Tageblatt: Zu viel, und vielleicht auch zu unpopulär? Wird diese Regierung daran scheitern, dass sie alles Unbequeme "op de Leescht hëllt"?

Dan Kersch: Erstens werden wir nicht scheitern und zweitens ist die allgemeine Bilanz bisher positiv. Die versprochene Budget-Konsolidierung ist da. Die Maßnahmen alle einzeln gesehen sind sicherlich nicht populär. Aber mal ehrlich: Jeder wird ein bisschen belastet, aber keinem richtig wehgetan. Ich will nicht in eine Situation kommen, wo andere - wie in Griechenland - für uns entscheiden. Und: durch diese Budget -Konsolidierung bekommen wir überhaupt erst den nötigen Spielraum, um eine gerechte Steuerreform durchzuführen zu können! Und meiner Meinung nach geht eine gerechte Sozialpolitik nur über die direkten Steuern. Der Wirtschaft geht es gut, das erste Mal seit Jahren geht die Arbeitslosigkeit zurück, bzw. stagniert wenigstens mal. Die Wettbewerbsfähigkeit Luxemburgs wurde gesteigert. Natürlich schlagen sich hier auch "ausländische" Entwicklungen nieder, aber vieles ist auch "self-made". Der Index, so wie er war, kein manipulierter und kein gedeckeiter, wurde wieder eingeführt. Gegen den Widerstand des Patronats, und entgegen den Empfehlungeh aus Brüssel. Wir haben im öffentlichen Dienst ein Gehälterabkommen mit einem Plus von 2,2 Prozent abgeschlossen. Ich wäre froh, wenn dies Signalwirkung in der Privatwirtschaft hätte. Denn der Wirtschaft geht es wie erwähnt gut, es ist an der Zeit, dass die Menschen wieder daran beteiligt werden! Die Trennung von Kirche und Staat wurde ohne den befürchteten, großen "Kulturkampf" vorangebracht. Wenn jemand vor zwei Jahren gesagt hätte "Zur Rentree 2016/17 wird es in der Schule keinen Religionsunterricht mehr geben", der wäre für verrückt erklärt worden.
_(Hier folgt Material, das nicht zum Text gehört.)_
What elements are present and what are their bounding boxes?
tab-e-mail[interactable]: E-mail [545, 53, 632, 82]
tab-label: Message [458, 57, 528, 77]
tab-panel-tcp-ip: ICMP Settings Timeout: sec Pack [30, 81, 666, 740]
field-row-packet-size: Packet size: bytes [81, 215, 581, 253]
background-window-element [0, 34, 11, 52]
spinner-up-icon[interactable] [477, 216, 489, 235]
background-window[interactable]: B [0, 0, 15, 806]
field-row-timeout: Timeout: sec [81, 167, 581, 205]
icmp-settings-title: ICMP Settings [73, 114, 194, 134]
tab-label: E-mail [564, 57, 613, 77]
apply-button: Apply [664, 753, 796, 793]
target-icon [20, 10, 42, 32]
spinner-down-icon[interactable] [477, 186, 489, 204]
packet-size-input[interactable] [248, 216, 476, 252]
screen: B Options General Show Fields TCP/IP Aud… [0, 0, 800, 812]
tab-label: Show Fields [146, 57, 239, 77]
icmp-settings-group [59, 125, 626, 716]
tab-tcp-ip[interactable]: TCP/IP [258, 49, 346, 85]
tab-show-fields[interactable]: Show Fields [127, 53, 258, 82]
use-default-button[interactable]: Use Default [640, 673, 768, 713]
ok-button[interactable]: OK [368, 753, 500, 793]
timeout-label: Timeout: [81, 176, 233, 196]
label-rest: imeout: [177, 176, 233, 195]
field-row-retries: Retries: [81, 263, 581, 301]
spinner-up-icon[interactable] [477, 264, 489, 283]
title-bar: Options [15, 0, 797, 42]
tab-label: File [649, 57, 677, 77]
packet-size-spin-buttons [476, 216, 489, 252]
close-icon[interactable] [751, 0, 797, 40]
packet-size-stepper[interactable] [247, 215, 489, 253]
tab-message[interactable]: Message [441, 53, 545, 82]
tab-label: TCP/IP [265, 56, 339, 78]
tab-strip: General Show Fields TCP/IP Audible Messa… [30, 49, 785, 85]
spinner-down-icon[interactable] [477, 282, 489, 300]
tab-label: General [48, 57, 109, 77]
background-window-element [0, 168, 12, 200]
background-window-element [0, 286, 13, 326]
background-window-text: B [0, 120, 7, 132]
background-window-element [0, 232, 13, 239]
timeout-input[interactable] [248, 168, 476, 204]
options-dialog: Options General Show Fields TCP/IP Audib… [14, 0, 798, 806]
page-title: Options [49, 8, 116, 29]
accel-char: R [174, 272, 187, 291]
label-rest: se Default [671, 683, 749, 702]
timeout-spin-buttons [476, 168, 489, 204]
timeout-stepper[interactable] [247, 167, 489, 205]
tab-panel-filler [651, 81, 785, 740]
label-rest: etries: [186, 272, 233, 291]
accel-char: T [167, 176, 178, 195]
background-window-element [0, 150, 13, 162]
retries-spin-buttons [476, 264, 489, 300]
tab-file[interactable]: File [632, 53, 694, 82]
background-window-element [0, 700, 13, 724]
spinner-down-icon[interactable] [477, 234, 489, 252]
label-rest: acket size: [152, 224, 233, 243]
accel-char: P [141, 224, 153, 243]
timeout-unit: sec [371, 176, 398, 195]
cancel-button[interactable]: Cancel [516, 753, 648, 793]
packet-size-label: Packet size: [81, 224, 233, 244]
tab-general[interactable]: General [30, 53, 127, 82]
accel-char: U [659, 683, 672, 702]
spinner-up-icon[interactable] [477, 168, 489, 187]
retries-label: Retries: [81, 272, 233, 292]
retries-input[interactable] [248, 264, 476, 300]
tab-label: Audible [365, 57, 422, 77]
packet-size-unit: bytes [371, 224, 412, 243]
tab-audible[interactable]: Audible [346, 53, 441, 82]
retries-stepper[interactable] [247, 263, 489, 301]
Das kriegen wir aber nun. Und alle jene, denen das Abkommen nicht weit genug geht? Wo waren sie denn, "wéi déi aner 25.000 Ennerschrëften gesammelt hunn?" Ich könnte diese Liste jetzt nach Belieben fortführen ... Am Groussen a Ganzen mengen ech awer net, datt mer eis schumme mussen.